ColumnsHeli St. Luce

The Master’s Tools

This is a seminal piece of 2nd wave feminist writing that has shaped many (older) radical feminists. Yet again we are at a time in history where (mainly wyt and alas a lot of women) academics have hi-jacked common sense and de-railed the transit towards female (especially black and lesbian) liberation. I have edited the article and added a commentary at the end.

“I agreed to take part with the understanding that I would be commenting upon papers dealing with the role of difference within the lives of (American) women: difference of race, sexuality, class, and age. The absence of these considerations weakens any feminist discussion of the personal and the political…

It is only in the patriarchal model of nurturance that women “who attempt to emancipate themselves pay perhaps too high a price for the results”.

For women, the need and desire to nurture each other is not pathological but redemptive, and it is within that knowledge that our real power is rediscovered. It is this real connection which is so feared by a patriarchal world…

Interdependency between women is the way to a freedom which allows the I to be, not in order to be used, but in order to be creative. This is a difference between the passive be and the active being.

Advocating the mere tolerance of difference between women is the grossest reformism. It is a total denial of the creative function of difference in our lives. Difference must be not merely tolerated, but seen as a fund of necessary polarities between which our creativity can spark like a dialectic. Only then does the necessity for interdependency become unthreatening. Only within that interdependency of difference strengths, acknowledged and equal, can the power to seek new ways of being in the world generate, as well as the courage and sustenance to act where there are no charters.

Within the interdependence of mutual (non dominant) differences lies that security which enables us to descend into the chaos of knowledge and return with true visions of our future, along with the concomitant power to effect those changes which can bring that future into being. Difference is that raw and powerful connection from which our personal power is forged.

As women, we have been taught either to ignore our differences, or to view them as causes for separation and suspicion rather than as forces for change. Without community there is no liberation, only the most vulnerable and temporary armistice between an individual and her oppression. But community must not mean a shedding of our differences, nor the pathetic pretence that these differences do not exist.

Those of us who stand outside the circle of this society’s definition of acceptable women; those of us who have been forged in the crucibles of difference — those of us who are poor, who are lesbians, who are Black, who are older — know that survival is not an academic skill. It is learning how to take our differences and make them strengths.

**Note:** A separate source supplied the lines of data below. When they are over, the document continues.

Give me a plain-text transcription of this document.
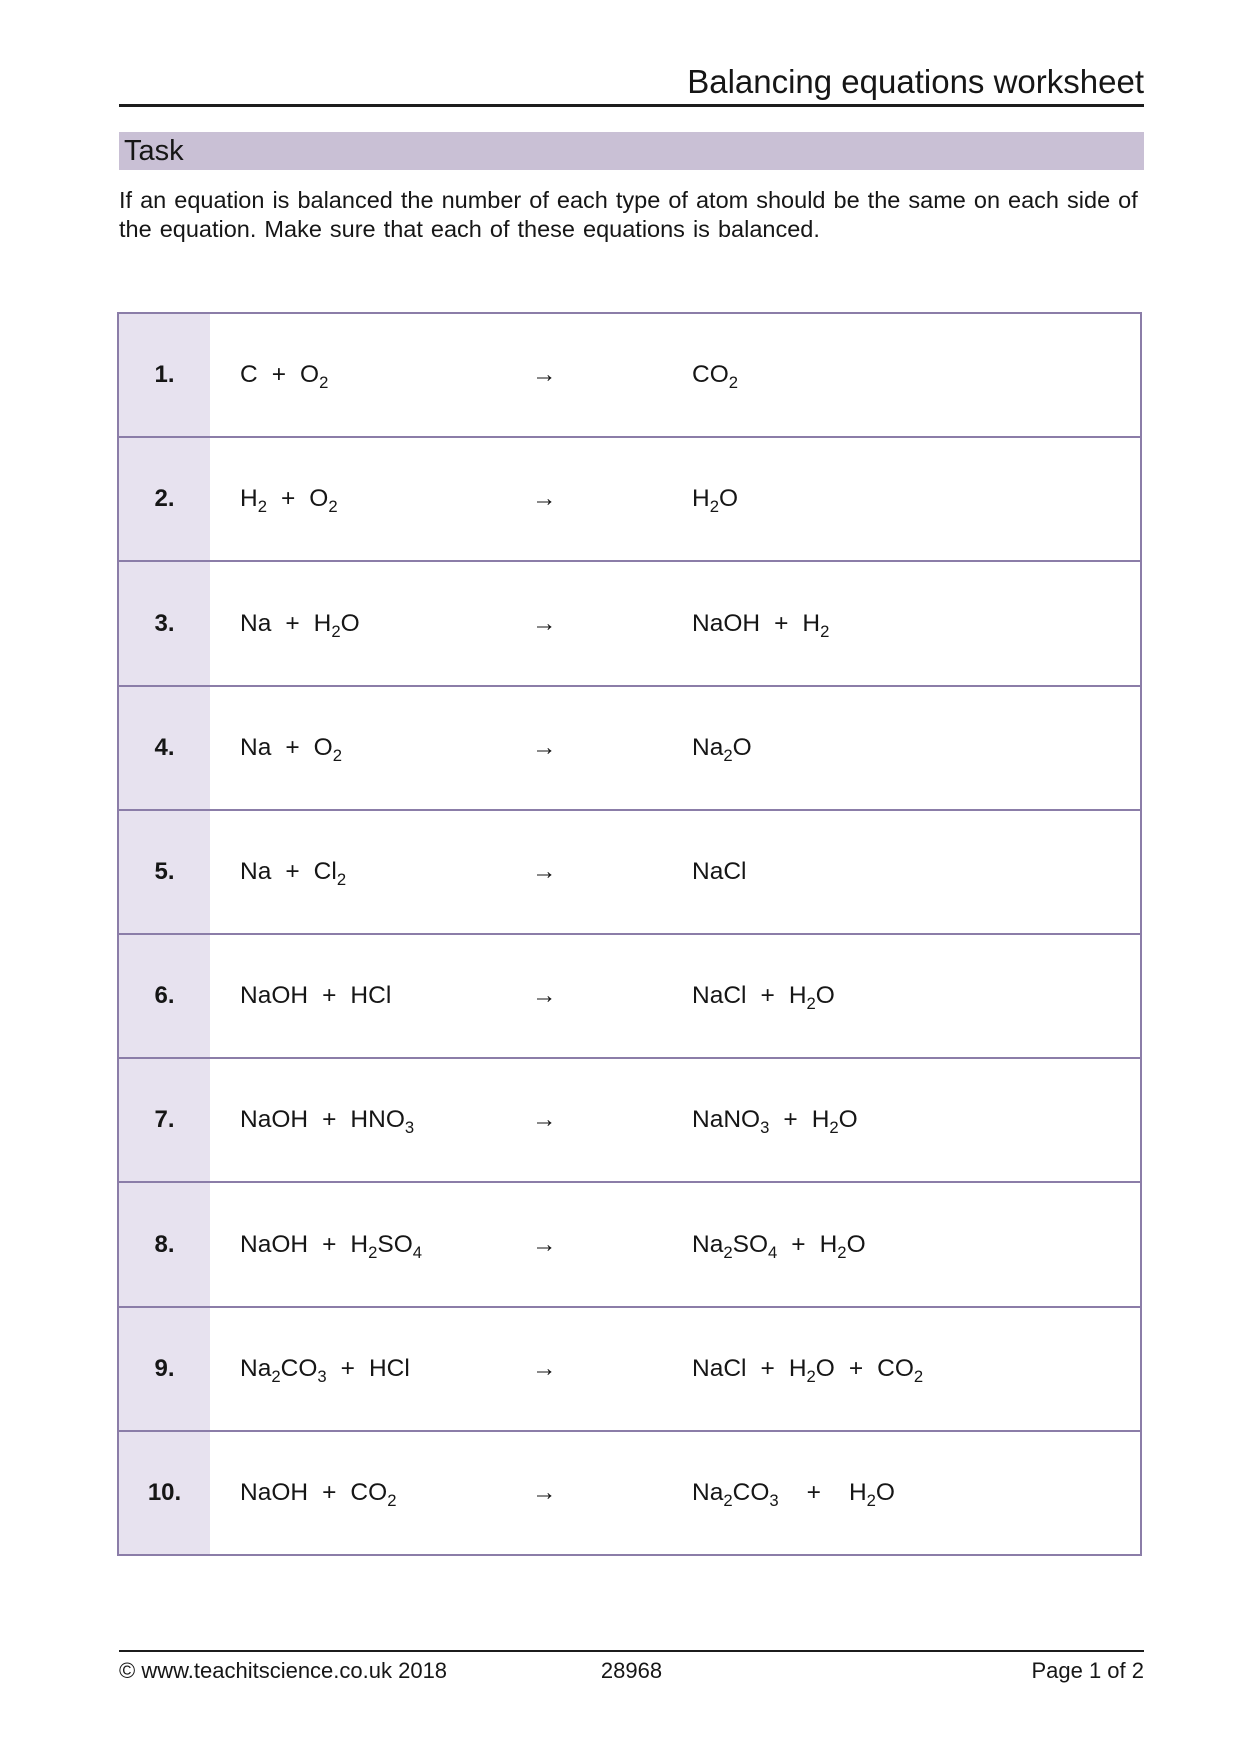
Balancing equations worksheet
Task

If an equation is balanced the number of each type of atom should be the same on each side of the equation. Make sure that each of these equations is balanced.

1.	$C + O_2$	→	$CO_2$
2.	$H_2 + O_2$	→	$H_2O$
3.	$Na + H_2O$	→	NaOH + $H_2$
4.	$Na + O_2$	→	$Na_2O$
5.	$Na + Cl_2$	→	NaCl
6.	NaOH + HCl	→	NaCl + $H_2O$
7.	NaOH + $HNO_3$	→	NaNO$_3$ + $H_2O$
8.	NaOH + $H_2SO_4$	→	$Na_2SO_4 + H_2O$
9.	$Na_2CO_3$ + HCl	→	NaCl + $H_2O + CO_2$
10.	NaOH + $CO_2$	→	$Na_2CO_3 + H_2O$
© www.teachitscience.co.uk 2018	28968	Page 1 of 2
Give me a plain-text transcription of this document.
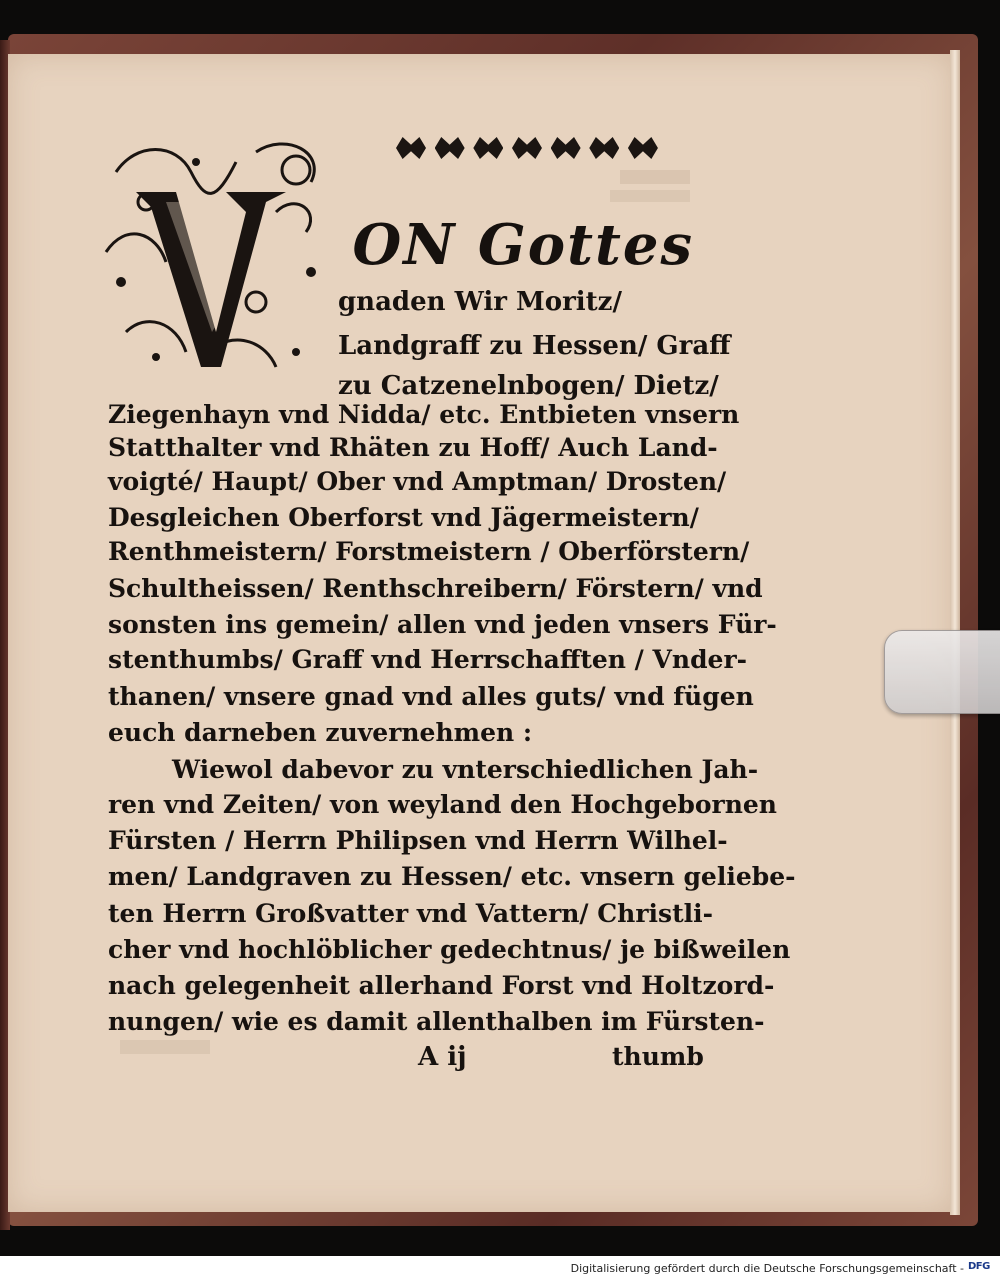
ON Gottes
gnaden Wir Moritz/
Landgraff zu Hessen/ Graff
zu Catzenelnbogen/ Dietz/
Ziegenhayn vnd Nidda/ etc. Entbieten vnsern
Statthalter vnd Rhäten zu Hoff/ Auch Land-
voigté/ Haupt/ Ober vnd Amptman/ Drosten/
Desgleichen Oberforst vnd Jägermeistern/
Renthmeistern/ Forstmeistern / Oberförstern/
Schultheissen/ Renthschreibern/ Förstern/ vnd
sonsten ins gemein/ allen vnd jeden vnsers Für-
stenthumbs/ Graff vnd Herrschafften / Vnder-
thanen/ vnsere gnad vnd alles guts/ vnd fügen
euch darneben zuvernehmen :
Wiewol dabevor zu vnterschiedlichen Jah-
ren vnd Zeiten/ von weyland den Hochgebornen
Fürsten / Herrn Philipsen vnd Herrn Wilhel-
men/ Landgraven zu Hessen/ etc. vnsern geliebe-
ten Herrn Großvatter vnd Vattern/ Christli-
cher vnd hochlöblicher gedechtnus/ je bißweilen
nach gelegenheit allerhand Forst vnd Holtzord-
nungen/ wie es damit allenthalben im Fürsten-
A ij	thumb
Digitalisierung gefördert durch die Deutsche Forschungsgemeinschaft - DFG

For the master’s tools will never dismantle the master’s house. They may allow us temporarily to beat him at his own game, but they will never enable us to bring about genuine change. And this fact is only threatening to those women who still define the master’s house as their only source of support.

In a world of possibility for us all, our personal visions help lay the groundwork for political action. The failure of academic feminists (too many women) to recognize difference as a crucial strength is a failure to reach beyond the first patriarchal lesson. In our world, divide and conquer must become define and empower…

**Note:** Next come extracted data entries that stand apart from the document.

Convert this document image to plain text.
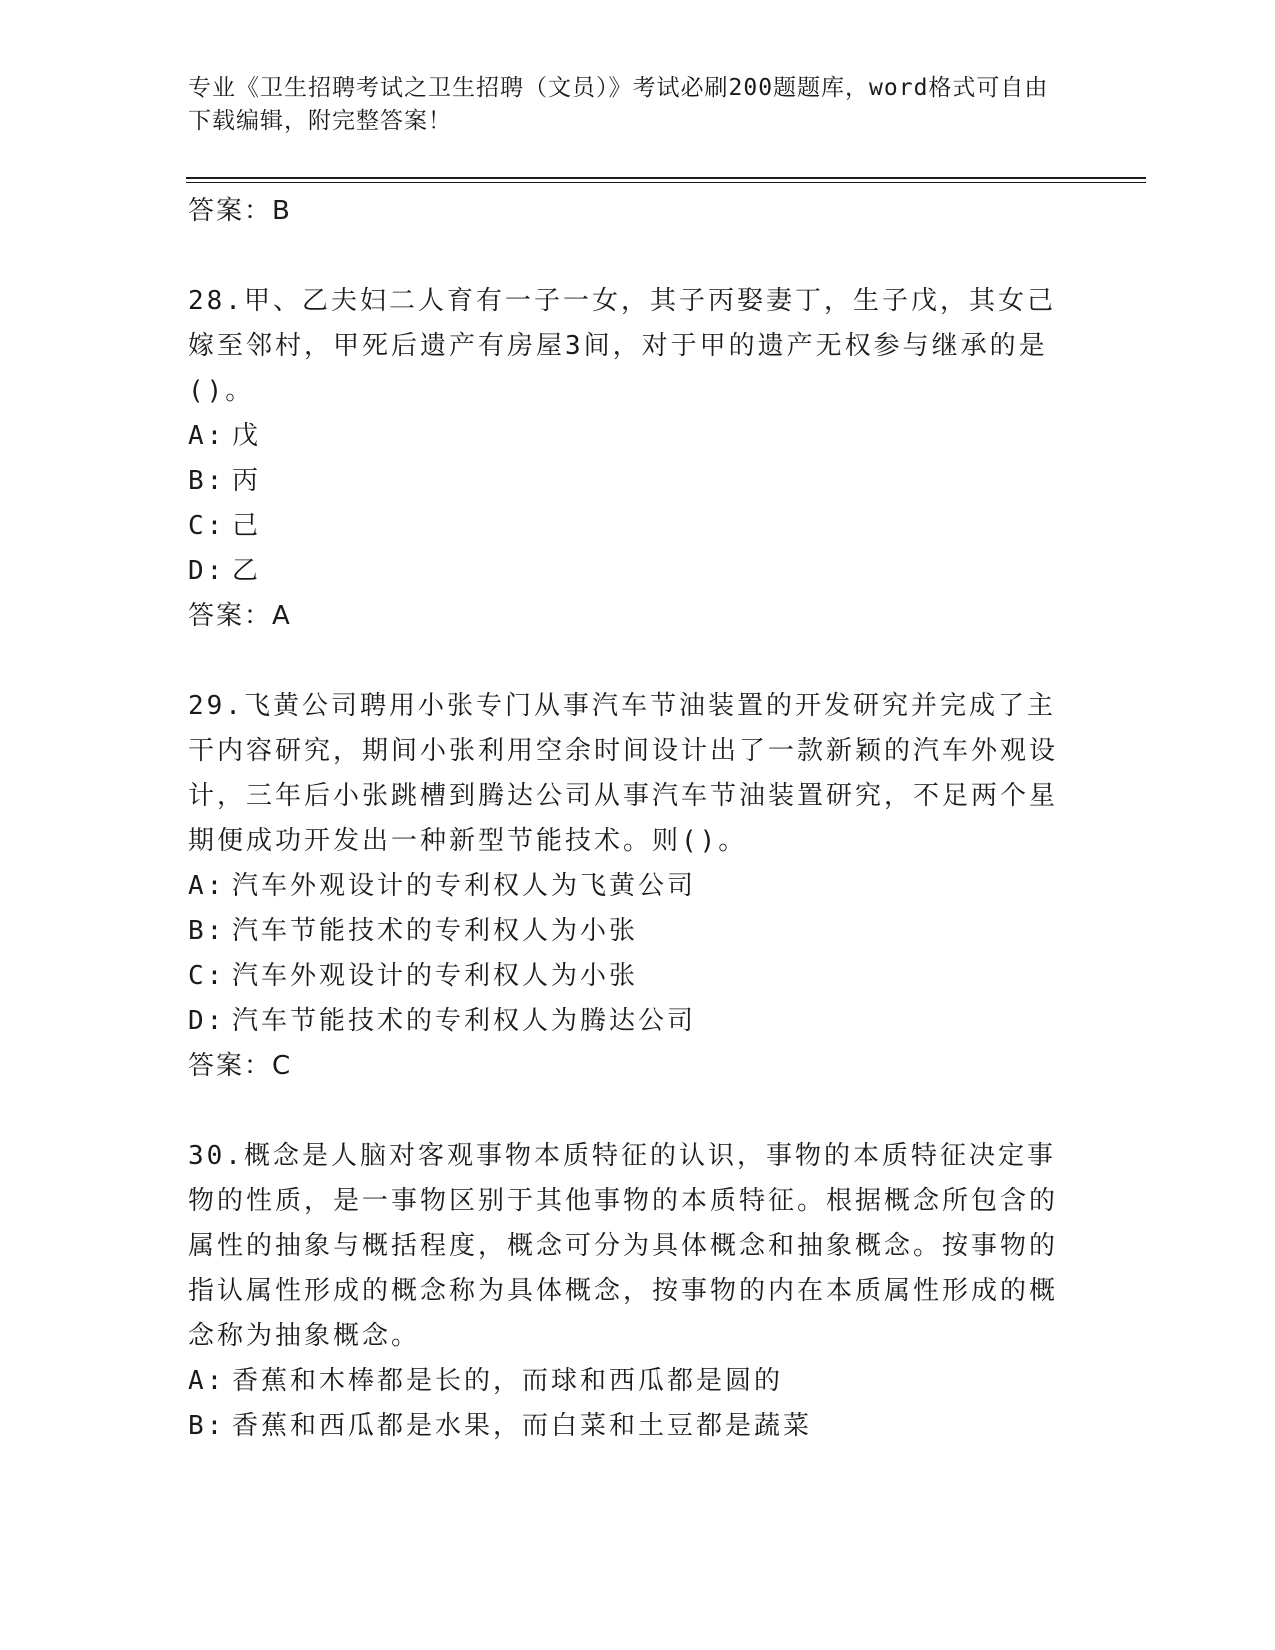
专业《卫生招聘考试之卫生招聘（文员）》考试必刷200题题库，word格式可自由下载编辑，附完整答案！
答案：B

28.甲、乙夫妇二人育有一子一女，其子丙娶妻丁，生子戊，其女己嫁至邻村，甲死后遗产有房屋3间，对于甲的遗产无权参与继承的是()。

A: 戊

B: 丙

C: 己

D: 乙

答案：A

29.飞黄公司聘用小张专门从事汽车节油装置的开发研究并完成了主干内容研究，期间小张利用空余时间设计出了一款新颖的汽车外观设计，三年后小张跳槽到腾达公司从事汽车节油装置研究，不足两个星期便成功开发出一种新型节能技术。则()。

A: 汽车外观设计的专利权人为飞黄公司

B: 汽车节能技术的专利权人为小张

C: 汽车外观设计的专利权人为小张

D: 汽车节能技术的专利权人为腾达公司

答案：C

30.概念是人脑对客观事物本质特征的认识，事物的本质特征决定事物的性质，是一事物区别于其他事物的本质特征。根据概念所包含的属性的抽象与概括程度，概念可分为具体概念和抽象概念。按事物的指认属性形成的概念称为具体概念，按事物的内在本质属性形成的概念称为抽象概念。

A: 香蕉和木棒都是长的，而球和西瓜都是圆的

B: 香蕉和西瓜都是水果，而白菜和土豆都是蔬菜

Women of today are still being called upon to stretch across the gap of male ignorance and to educate men as to our existence and our needs. This is an old and primary tool of all oppressors to keep the oppressed occupied with the master’s concerns… This is a diversion of energies and a tragic repetition of racist patriarchal thought.

“It is in the knowledge of the genuine conditions of our lives that we must draw our strength to live and our reasons for acting.” Simone de Beauvoir

Racism and homophobia are real conditions of all our lives in this place and time. I urge each one of us here to reach down into that deep place of knowledge inside herself and touch that terror and loathing of any difference that lives there. See whose face it wears. Then the personal as the political can begin to illuminate all our choices

Prospero, you are the master of illusion.

Lying is your trademark.

And you have lied so much to me

(Lied about the world, lied about me)

That you have ended by imposing on me

An image of myself.

Underdeveloped, you brand me, inferior,

That’s the way you have forced me to see myself

I detest that image!

What’s more, it’s a lie!

But now I know you, you old cancer,

And I know myself as well.

~ Caliban

from Aime Cesaire’s A Tempest”

For ‘Prospero’ read patriarchy.

This article was written in 1984 and alas is still so very relevant today. Here in the 21st century we are being asked to not only bridge the ‘gap of male ignorance’, now we are witness to and polarised by one of the most acrimonious splits between women, as some refuse to accept the male (academic – academia is a powerful tool of the patriarchy) arrogance and usurpation not only of our name but of our sovereignty of self and (safe) spaces, (organisational, physical, practical).

Within this demand from men and women yet another war on women has been created this one between 2nd and so called 3rd wave feminists. Which ultimately and again only serves the patriarchy and aids our continued incarceration within this patriarchal structure.